Hello there,
So I built this query and as the case often is it worked fine with a smaller set of test data but does not behave as expected with a larger set. When working as planned this search language returns a tally of how many times a feature in our system triggers as well as a total duration that the feature was turned on (broken out by location). This worked fine with a smaller set of data.
With a larger amount of events it seems to return inflated numbers that I couldn't find any pattern to the amount of increase. Some triggered totals are off by as much as 6, some as little as 3 or 4. The "duration on" totals end up being off by +50% more to almost +200% more.
index=stuff | transaction startswith="Feature_On" endswith="Feature_Off" | eval FeatureToggled=if(status="Feature_Off",1,0) | stats sum(duration) as D sum(FeatureToggled) as "Times Feature Triggered ON" by Location | eval "Total Feature Duration (min)"=(D/60) | fields "Times Feature Triggered ON" "Total Feature Duration (min)" Location
The information is correct when I specify which "Location" at the beginning of the query so I think it may be incorrectly counting events from other locations when searching/tallying across all locations. I threw a location-picker into the dashboard that displays this information for the time being. Ideally I can tweak this query to display accurate totals/counts for all sites with a single search.
Any help is greatly appreciated, thank you very much!
Your transaction doesn't seem to take location into consideration. This would explain why if you specify a location at the beginning of your query, you get expected results, but if you don't then you get out of whack data.
Example:
event1: location A, toggle ON
event2: location B, toggle ON
event3: location B, toggle OFF
event4: location A, toggle OFF
This would put events1-3 into one transaction and throw out event 4 because it would not have a paired start event.
Hope this helps
Hey, thanks for the suggestion! It's working now. Just adding "location" after transaction has cleared up the previous confusion, it looks like so:
transaction location startswith="Feature_On" endswith="Feature_Off"

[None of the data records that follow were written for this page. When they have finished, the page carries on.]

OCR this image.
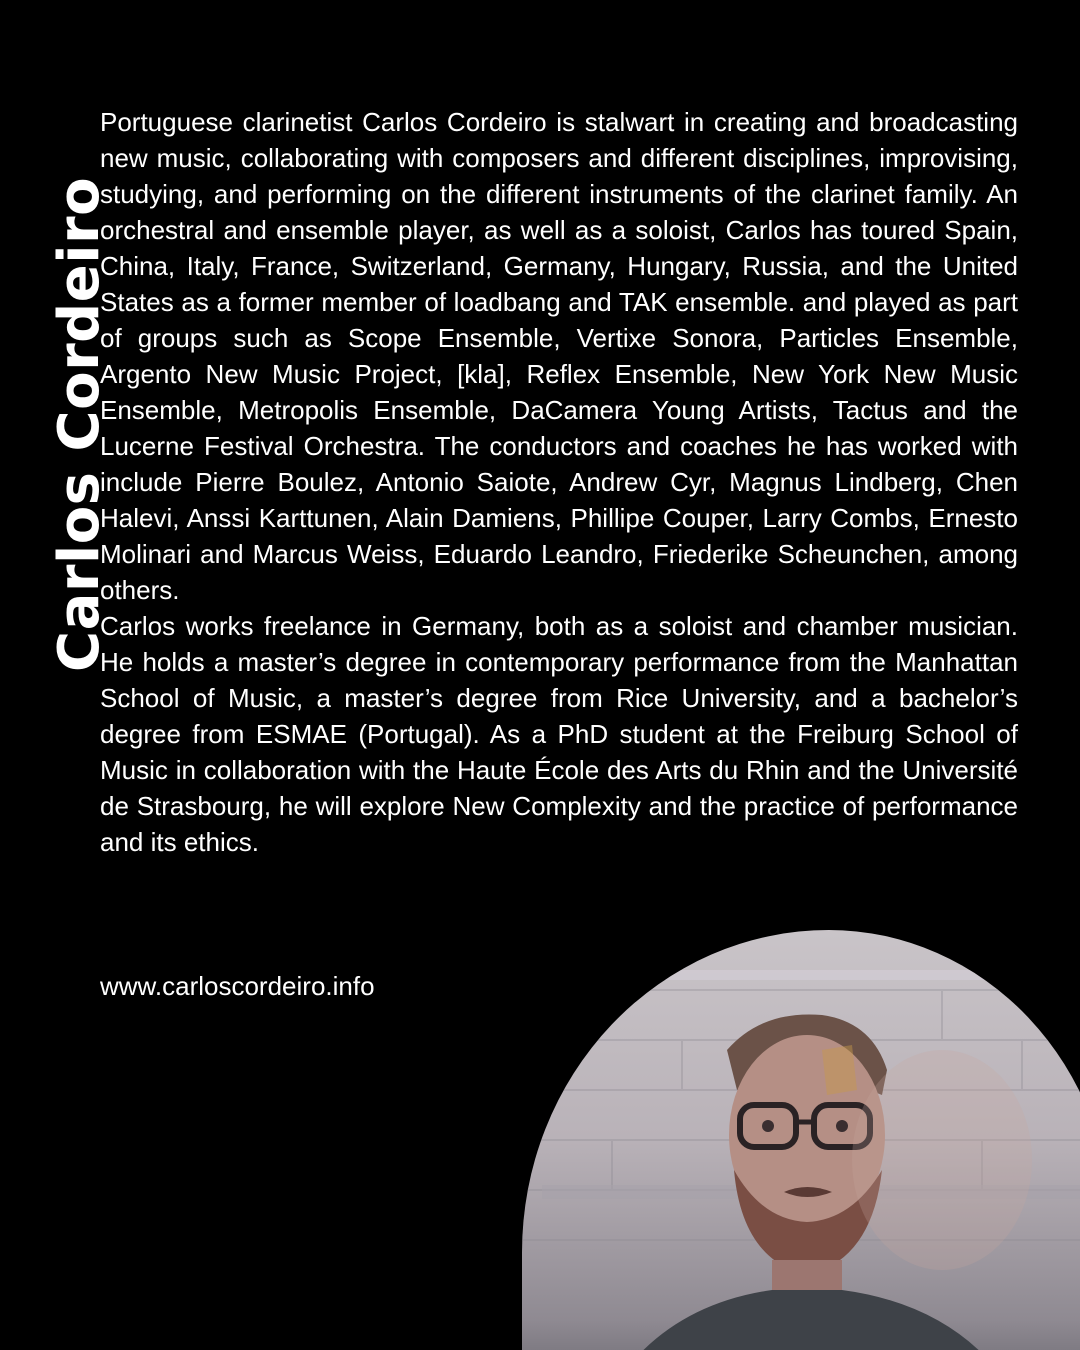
Carlos Cordeiro

Portuguese clarinetist Carlos Cordeiro is stalwart in creating and broadcasting new music, collaborating with composers and different disciplines, improvising, studying, and performing on the different instruments of the clarinet family. An orchestral and ensemble player, as well as a soloist, Carlos has toured Spain, China, Italy, France, Switzerland, Germany, Hungary, Russia, and the United States as a former member of loadbang and TAK ensemble. and played as part of groups such as Scope Ensemble, Vertixe Sonora, Particles Ensemble, Argento New Music Project, [kla], Reflex Ensemble, New York New Music Ensemble, Metropolis Ensemble, DaCamera Young Artists, Tactus and the Lucerne Festival Orchestra. The conductors and coaches he has worked with include Pierre Boulez, Antonio Saiote, Andrew Cyr, Magnus Lindberg, Chen Halevi, Anssi Karttunen, Alain Damiens, Phillipe Couper, Larry Combs, Ernesto Molinari and Marcus Weiss, Eduardo Leandro, Friederike Scheunchen, among others.

Carlos works freelance in Germany, both as a soloist and chamber musician. He holds a master’s degree in contemporary performance from the Manhattan School of Music, a master’s degree from Rice University, and a bachelor’s degree from ESMAE (Portugal). As a PhD student at the Freiburg School of Music in collaboration with the Haute École des Arts du Rhin and the Université de Strasbourg, he will explore New Complexity and the practice of performance and its ethics.

www.carloscordeiro.info
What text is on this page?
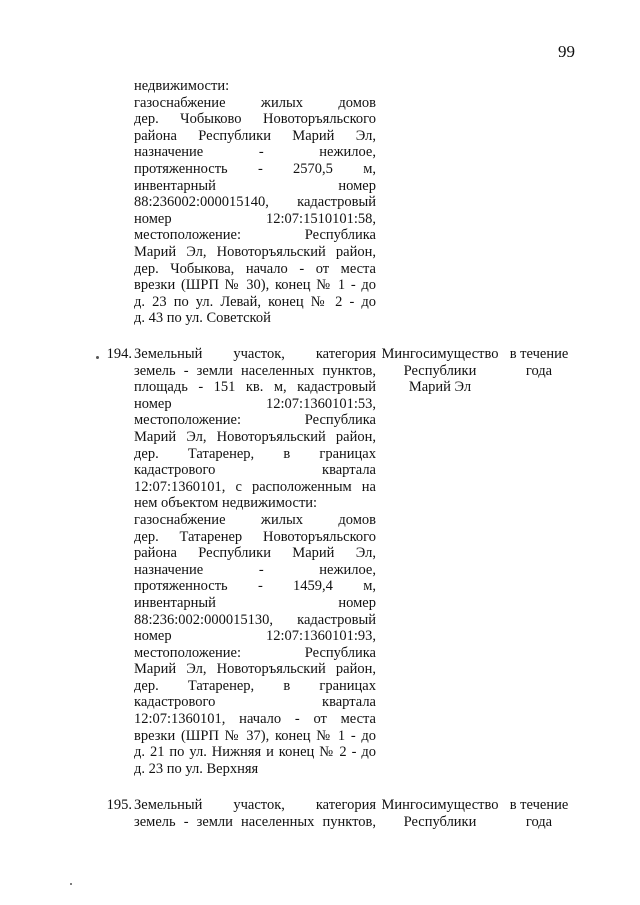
99
недвижимости:
газоснабжение жилых домов
дер. Чобыково Новоторъяльского
района Республики Марий Эл,
назначение - нежилое,
протяженность - 2570,5 м,
инвентарный номер
88:236002:000015140, кадастровый
номер 12:07:1510101:58,
местоположение: Республика
Марий Эл, Новоторъяльский район,
дер. Чобыкова, начало - от места
врезки (ШРП № 30), конец № 1 - до
д. 23 по ул. Левай, конец № 2 - до
д. 43 по ул. Советской
194. Земельный участок, категория
земель - земли населенных пунктов,
площадь - 151 кв. м, кадастровый
номер 12:07:1360101:53,
местоположение: Республика
Марий Эл, Новоторъяльский район,
дер. Татаренер, в границах
кадастрового квартала
12:07:1360101, с расположенным на
нем объектом недвижимости:
газоснабжение жилых домов
дер. Татаренер Новоторъяльского
района Республики Марий Эл,
назначение - нежилое,
протяженность - 1459,4 м,
инвентарный номер
88:236:002:000015130, кадастровый
номер 12:07:1360101:93,
местоположение: Республика
Марий Эл, Новоторъяльский район,
дер. Татаренер, в границах
кадастрового квартала
12:07:1360101, начало - от места
врезки (ШРП № 37), конец № 1 - до
д. 21 по ул. Нижняя и конец № 2 - до
д. 23 по ул. Верхняя
Мингосимущество
Республики
Марий Эл
в течение
года
195. Земельный участок, категория
земель - земли населенных пунктов,
Мингосимущество
Республики
в течение
года
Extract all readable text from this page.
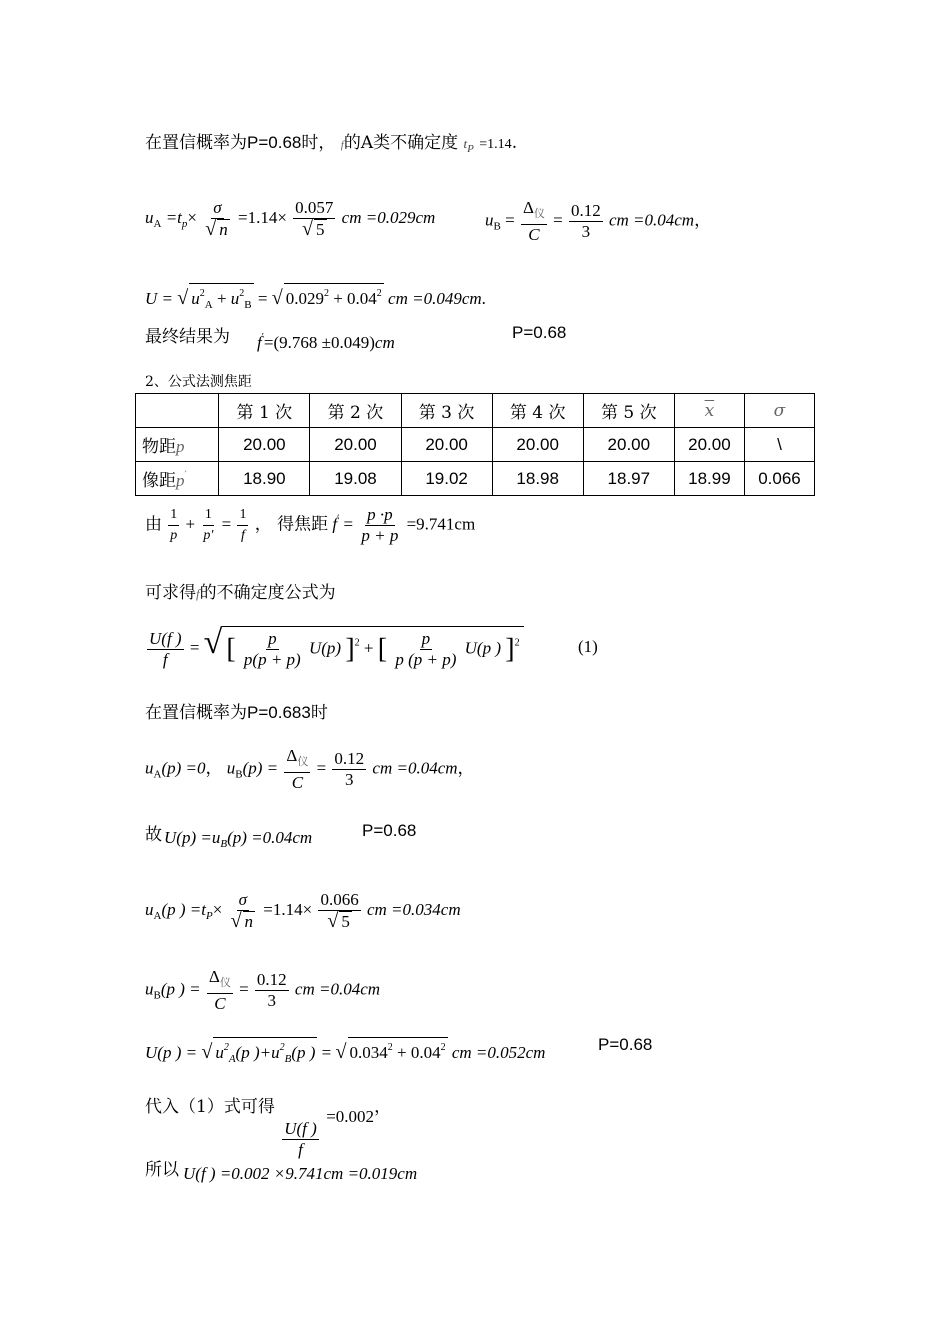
在置信概率为P=0.68时， f的A类不确定度 $t_P =1.14$.
$u_A =t_p\times \frac{\sigma}{√ n} =1.14\times \frac{0.057}{√ 5}$ cm =0.029cm	$u_B = \frac{\Delta_仪}{C} = \frac{0.12}{3}$ cm =0.04cm，
U = √ $u^2_A + u^2_B$ = √ $0.029^2 + 0.04^2$ cm =0.049cm.
最终结果为 f′=(9.768 ±0.049)cm
P=0.68
2、公式法测焦距
	第 1 次	第 2 次	第 3 次	第 4 次	第 5 次	$\overline{x}$	σ
物距p	20.00	20.00	20.00	20.00	20.00	20.00	\
像距p′	18.90	19.08	19.02	18.98	18.97	18.99	0.066
由 $\frac{1}{p} + \frac{1}{p'} = \frac{1}{f}$ ， 得焦距 $f' = \frac{p \cdot p}{p + p} =9.741cm$
可求得f的不确定度公式为
$\frac{U(f )}{f}$ = √ [ $\frac{p}{p(p + p)} U(p) ]^2$ + [ $\frac{p}{p (p + p)} U(p$ ) ]$^2$	(1)
在置信概率为P=0.683时
$u_A(p) =0$， $u_B(p) = \frac{\Delta_仪}{C} = \frac{0.12}{3}$ cm =0.04cm，
故 $U(p) =u_B(p) =0.04cm$	P=0.68
$u_A(p$ ) $=t_P\times \frac{\sigma}{√ n} =1.14\times \frac{0.066}{√ 5}$ cm =0.034cm
$u_B(p$ ) = $\frac{\Delta_仪}{C} = \frac{0.12}{3}$ cm =0.04cm
U(p ) = √ $u^2_A(p$ )$+u^2_B(p$ ) = √ $0.034^2 + 0.04^2$ cm =0.052cm	P=0.68
代入（1）式可得
$\frac{U(f )}{f}$
=0.002，
所以 U(f ) =0.002 ×9.741cm =0.019cm
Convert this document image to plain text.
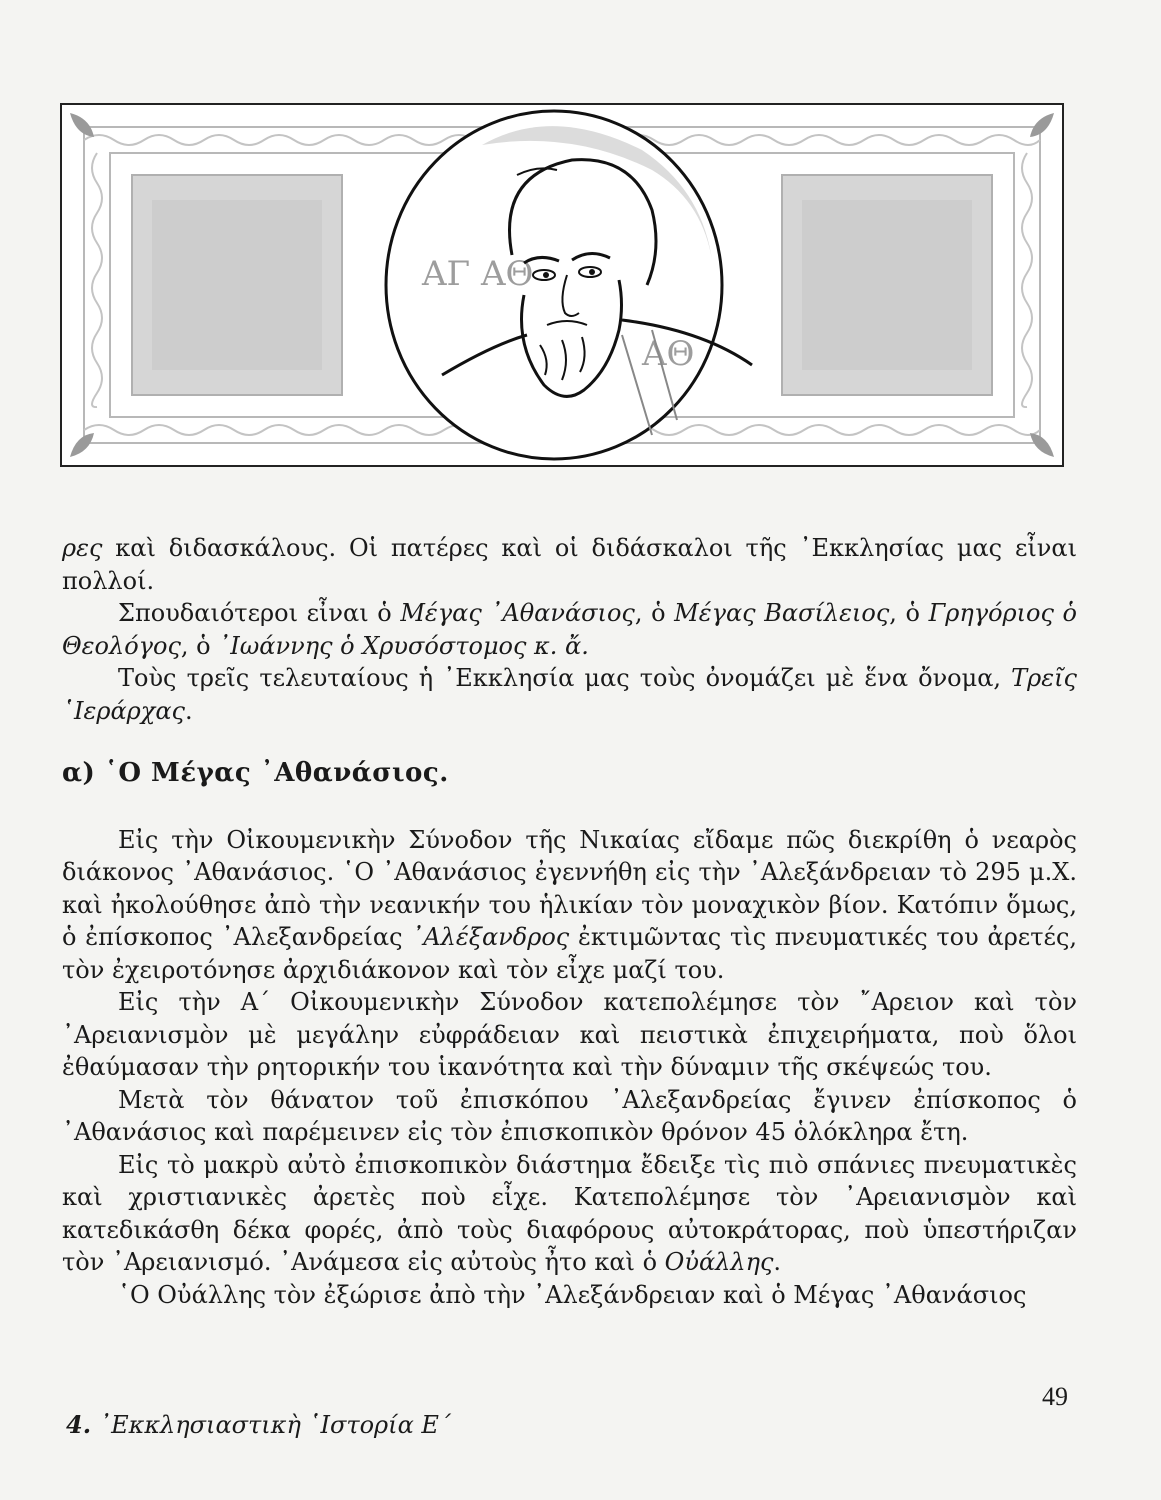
ΑΓ ΑΘ
ΑΘ

ρες καὶ διδασκάλους. Οἱ πατέρες καὶ οἱ διδάσκαλοι τῆς ᾿Εκκλησίας μας εἶναι πολλοί.

Σπουδαιότεροι εἶναι ὁ Μέγας ᾿Αθανάσιος, ὁ Μέγας Βασίλειος, ὁ Γρηγόριος ὁ Θεολόγος, ὁ ᾿Ιωάννης ὁ Χρυσόστομος κ. ἄ.

Τοὺς τρεῖς τελευταίους ἡ ᾿Εκκλησία μας τοὺς ὀνομάζει μὲ ἕνα ὄνομα, Τρεῖς ῾Ιεράρχας.

α) ῾Ο Μέγας ᾿Αθανάσιος.

Εἰς τὴν Οἰκουμενικὴν Σύνοδον τῆς Νικαίας εἴδαμε πῶς διεκρίθη ὁ νεαρὸς διάκονος ᾿Αθανάσιος. ῾Ο ᾿Αθανάσιος ἐγεννήθη εἰς τὴν ᾿Αλεξάνδρειαν τὸ 295 μ.Χ. καὶ ἠκολούθησε ἀπὸ τὴν νεανικήν του ἡλικίαν τὸν μοναχικὸν βίον. Κατόπιν ὅμως, ὁ ἐπίσκοπος ᾿Αλεξανδρείας ᾿Αλέξανδρος ἐκτιμῶντας τὶς πνευματικές του ἀρετές, τὸν ἐχειροτόνησε ἀρχιδιάκονον καὶ τὸν εἶχε μαζί του.

Εἰς τὴν Α΄ Οἰκουμενικὴν Σύνοδον κατεπολέμησε τὸν ῎Αρειον καὶ τὸν ᾿Αρειανισμὸν μὲ μεγάλην εὐφράδειαν καὶ πειστικὰ ἐπιχειρήματα, ποὺ ὅλοι ἐθαύμασαν τὴν ρητορικήν του ἱκανότητα καὶ τὴν δύναμιν τῆς σκέψεώς του.

Μετὰ τὸν θάνατον τοῦ ἐπισκόπου ᾿Αλεξανδρείας ἔγινεν ἐπίσκοπος ὁ ᾿Αθανάσιος καὶ παρέμεινεν εἰς τὸν ἐπισκοπικὸν θρόνον 45 ὁλόκληρα ἔτη.

Εἰς τὸ μακρὺ αὐτὸ ἐπισκοπικὸν διάστημα ἔδειξε τὶς πιὸ σπάνιες πνευματικὲς καὶ χριστιανικὲς ἀρετὲς ποὺ εἶχε. Κατεπολέμησε τὸν ᾿Αρειανισμὸν καὶ κατεδικάσθη δέκα φορές, ἀπὸ τοὺς διαφόρους αὐτοκράτορας, ποὺ ὑπεστήριζαν τὸν ᾿Αρειανισμό. ᾿Ανάμεσα εἰς αὐτοὺς ἦτο καὶ ὁ Οὐάλλης.

῾Ο Οὐάλλης τὸν ἐξώρισε ἀπὸ τὴν ᾿Αλεξάνδρειαν καὶ ὁ Μέγας ᾿Αθανάσιος

4. ᾿Εκκλησιαστικὴ ῾Ιστορία Ε΄
49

I couldn't figure out how to mark your comment as the solution to my problem but thanks for the solution, aholzer!
aputz, thanks for the good intentions, I have switched my comment to answer now 🙂
Your transaction doesn't seem to take location into consideration. This would explain why if you specify a location at the beginning of your query, you get expected results, but if you don't then you get out of whack data.
Example:
event1: location A, toggle ON
event2: location B, toggle ON
event3: location B, toggle OFF
event4: location A, toggle OFF
This would put events1-3 into one transaction and throw out event 4 because it would not have a paired start event.